Runbooks.
The short answers to recurring "how do I…" and "why is this red?" moments between commit and production — composite indexes, a poisoned build cache, adding a secret, a webhook that won't fire, and reading prod logs. These are pointers to get you unstuck fast; the code and each AGENTS.md carry the full context.
A query needs a composite index
- Ship the query. At runtime it fails with
failed-precondition. - The error contains a direct create-index link — open it and create the index in the Firebase console.
- Note the index in your PR's deploy step. Don't re-add it to
firestore.indexes.json— that file is intentionally empty; indexes are console-managed.
CI is red on code I didn't touch
- Because the main job uses
--continue, a failure elsewhere still surfaces in your run.

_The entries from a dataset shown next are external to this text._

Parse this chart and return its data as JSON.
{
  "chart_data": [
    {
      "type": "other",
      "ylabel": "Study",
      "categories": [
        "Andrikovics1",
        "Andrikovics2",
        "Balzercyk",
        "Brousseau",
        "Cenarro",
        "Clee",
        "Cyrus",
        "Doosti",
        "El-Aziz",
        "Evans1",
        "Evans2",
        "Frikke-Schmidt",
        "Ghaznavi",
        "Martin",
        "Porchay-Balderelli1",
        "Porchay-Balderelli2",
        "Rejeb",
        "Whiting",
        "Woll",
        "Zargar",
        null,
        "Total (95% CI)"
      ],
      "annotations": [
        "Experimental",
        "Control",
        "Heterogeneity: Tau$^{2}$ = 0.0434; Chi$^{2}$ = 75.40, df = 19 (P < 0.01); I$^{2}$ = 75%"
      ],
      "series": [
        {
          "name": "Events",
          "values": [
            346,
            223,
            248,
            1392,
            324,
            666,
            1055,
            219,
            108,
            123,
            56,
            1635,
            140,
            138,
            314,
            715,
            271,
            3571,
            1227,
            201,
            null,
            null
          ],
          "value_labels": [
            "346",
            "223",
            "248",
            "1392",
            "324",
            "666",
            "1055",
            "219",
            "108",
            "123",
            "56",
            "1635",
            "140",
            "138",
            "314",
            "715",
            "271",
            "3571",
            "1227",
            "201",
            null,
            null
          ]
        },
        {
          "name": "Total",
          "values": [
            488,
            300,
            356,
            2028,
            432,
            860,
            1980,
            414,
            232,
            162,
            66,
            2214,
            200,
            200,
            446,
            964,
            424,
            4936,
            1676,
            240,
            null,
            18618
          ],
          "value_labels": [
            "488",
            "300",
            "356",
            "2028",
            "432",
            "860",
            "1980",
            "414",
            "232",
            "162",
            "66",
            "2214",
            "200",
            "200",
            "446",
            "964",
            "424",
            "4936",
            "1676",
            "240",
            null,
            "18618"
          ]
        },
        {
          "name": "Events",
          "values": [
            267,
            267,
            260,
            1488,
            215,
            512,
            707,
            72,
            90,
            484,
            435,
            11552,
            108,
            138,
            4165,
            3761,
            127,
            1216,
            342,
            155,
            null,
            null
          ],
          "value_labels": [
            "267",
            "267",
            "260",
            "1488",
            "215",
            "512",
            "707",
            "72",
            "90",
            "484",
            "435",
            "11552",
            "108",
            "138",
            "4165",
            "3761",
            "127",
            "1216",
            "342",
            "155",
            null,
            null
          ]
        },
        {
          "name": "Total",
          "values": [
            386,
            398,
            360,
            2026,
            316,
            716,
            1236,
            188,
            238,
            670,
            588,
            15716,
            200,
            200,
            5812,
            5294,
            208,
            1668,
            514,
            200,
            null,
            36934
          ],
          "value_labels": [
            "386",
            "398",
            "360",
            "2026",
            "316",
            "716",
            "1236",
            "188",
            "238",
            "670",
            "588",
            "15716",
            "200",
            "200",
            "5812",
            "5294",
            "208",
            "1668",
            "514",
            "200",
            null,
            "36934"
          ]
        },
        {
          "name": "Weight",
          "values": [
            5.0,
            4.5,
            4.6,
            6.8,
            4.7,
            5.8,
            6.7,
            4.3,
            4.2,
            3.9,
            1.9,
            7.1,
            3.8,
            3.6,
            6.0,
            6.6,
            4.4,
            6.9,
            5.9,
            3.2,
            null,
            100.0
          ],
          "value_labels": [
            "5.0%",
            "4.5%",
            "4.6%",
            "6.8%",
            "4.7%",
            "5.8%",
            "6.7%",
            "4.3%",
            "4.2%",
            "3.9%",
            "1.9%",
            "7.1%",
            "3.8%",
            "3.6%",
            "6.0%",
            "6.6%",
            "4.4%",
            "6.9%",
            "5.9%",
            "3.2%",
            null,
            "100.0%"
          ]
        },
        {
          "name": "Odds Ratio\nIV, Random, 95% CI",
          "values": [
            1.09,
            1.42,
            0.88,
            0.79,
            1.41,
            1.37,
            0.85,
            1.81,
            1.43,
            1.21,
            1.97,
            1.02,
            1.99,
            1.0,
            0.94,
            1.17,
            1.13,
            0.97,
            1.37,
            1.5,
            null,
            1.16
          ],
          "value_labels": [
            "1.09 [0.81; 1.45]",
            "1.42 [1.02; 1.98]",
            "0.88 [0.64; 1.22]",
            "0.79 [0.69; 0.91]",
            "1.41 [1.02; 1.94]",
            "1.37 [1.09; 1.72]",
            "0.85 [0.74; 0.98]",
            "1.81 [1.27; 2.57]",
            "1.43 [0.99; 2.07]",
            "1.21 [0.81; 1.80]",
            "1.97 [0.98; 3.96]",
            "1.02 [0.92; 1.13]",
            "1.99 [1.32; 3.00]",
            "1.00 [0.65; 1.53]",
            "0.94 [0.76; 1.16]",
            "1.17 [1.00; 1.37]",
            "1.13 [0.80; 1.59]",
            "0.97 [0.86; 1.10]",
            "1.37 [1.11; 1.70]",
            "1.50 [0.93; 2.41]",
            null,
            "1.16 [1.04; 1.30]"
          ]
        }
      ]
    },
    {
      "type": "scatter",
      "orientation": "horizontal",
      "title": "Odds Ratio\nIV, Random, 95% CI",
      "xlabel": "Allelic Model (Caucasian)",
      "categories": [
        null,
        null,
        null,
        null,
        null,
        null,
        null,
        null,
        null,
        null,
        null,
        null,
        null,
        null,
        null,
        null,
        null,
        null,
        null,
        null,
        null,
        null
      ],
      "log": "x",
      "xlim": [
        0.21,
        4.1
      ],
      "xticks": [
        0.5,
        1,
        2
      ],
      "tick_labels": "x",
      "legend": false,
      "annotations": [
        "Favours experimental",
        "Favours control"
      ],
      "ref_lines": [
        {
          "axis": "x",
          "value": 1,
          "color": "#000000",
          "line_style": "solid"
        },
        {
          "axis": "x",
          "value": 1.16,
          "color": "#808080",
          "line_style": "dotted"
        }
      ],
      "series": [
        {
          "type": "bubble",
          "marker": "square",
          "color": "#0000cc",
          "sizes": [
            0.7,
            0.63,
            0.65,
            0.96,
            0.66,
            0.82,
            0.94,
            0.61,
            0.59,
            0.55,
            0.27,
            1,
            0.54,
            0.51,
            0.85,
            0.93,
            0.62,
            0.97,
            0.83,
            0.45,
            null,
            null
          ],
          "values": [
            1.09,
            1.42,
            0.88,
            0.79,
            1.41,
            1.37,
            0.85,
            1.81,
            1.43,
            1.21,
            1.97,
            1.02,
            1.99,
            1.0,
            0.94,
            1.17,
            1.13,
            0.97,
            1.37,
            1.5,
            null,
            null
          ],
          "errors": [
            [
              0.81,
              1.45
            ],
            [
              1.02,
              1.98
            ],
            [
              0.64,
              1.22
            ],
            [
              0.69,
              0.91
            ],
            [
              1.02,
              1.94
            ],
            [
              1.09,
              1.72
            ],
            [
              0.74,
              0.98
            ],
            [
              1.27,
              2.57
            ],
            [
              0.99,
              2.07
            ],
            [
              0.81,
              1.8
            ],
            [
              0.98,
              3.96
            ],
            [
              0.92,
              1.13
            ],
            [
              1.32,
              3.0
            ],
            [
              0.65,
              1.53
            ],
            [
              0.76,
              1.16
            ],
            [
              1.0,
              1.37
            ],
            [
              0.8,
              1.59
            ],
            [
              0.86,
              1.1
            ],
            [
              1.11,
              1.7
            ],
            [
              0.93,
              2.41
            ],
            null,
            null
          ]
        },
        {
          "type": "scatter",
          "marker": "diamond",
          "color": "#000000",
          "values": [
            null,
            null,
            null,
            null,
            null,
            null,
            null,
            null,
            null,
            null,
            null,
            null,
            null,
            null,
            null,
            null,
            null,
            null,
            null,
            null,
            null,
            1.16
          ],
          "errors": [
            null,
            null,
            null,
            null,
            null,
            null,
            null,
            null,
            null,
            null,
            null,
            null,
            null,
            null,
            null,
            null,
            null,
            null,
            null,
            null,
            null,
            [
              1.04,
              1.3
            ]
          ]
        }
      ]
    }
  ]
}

Check whether the failing file is ingit diff --name-only origin/main...HEAD— if not, it's not yours to fix. - Proto drift → run
pnpm protoc:buildand commit the regenerated tree. - A stale branch behind
maincan fail required checks on untouched code (Turbo cache miss + reviewdog). Mergeorigin/mainto clear it.
Busting the Go build cache
The Go build cache lives in gs://perkup-nix-cache, keyed by (sha256(backend/app/go.mod)[:16], UTC-date) with a 30-day TTL. If a poisoned cache entry is causing bad builds, delete the day's object:
gcloud storage rm gs://perkup-nix-cache/<key>
The next build repopulates it from scratch.
Adding a Firebase secret
defineSecret('MY_SECRET')infunctions/src/consts/secrets.ts.- Add it to
bin/setup-firebase-secrets.sh. - Add an
op://reference in.env.local.default. - Flag in the PR — KEVIN provisions the real value in Google Secret Manager.
Webhook isn't firing locally
functions/.secret.localmust hold the real secret, not the dummy placeholder ("Invalid credentials" = dummy).- Inspect the inbound request at the ngrok dashboard (
localhost:4040). - Signature mismatch → the verification is computed over the raw request body; see Integrations for the shape and the code for the exact scheme.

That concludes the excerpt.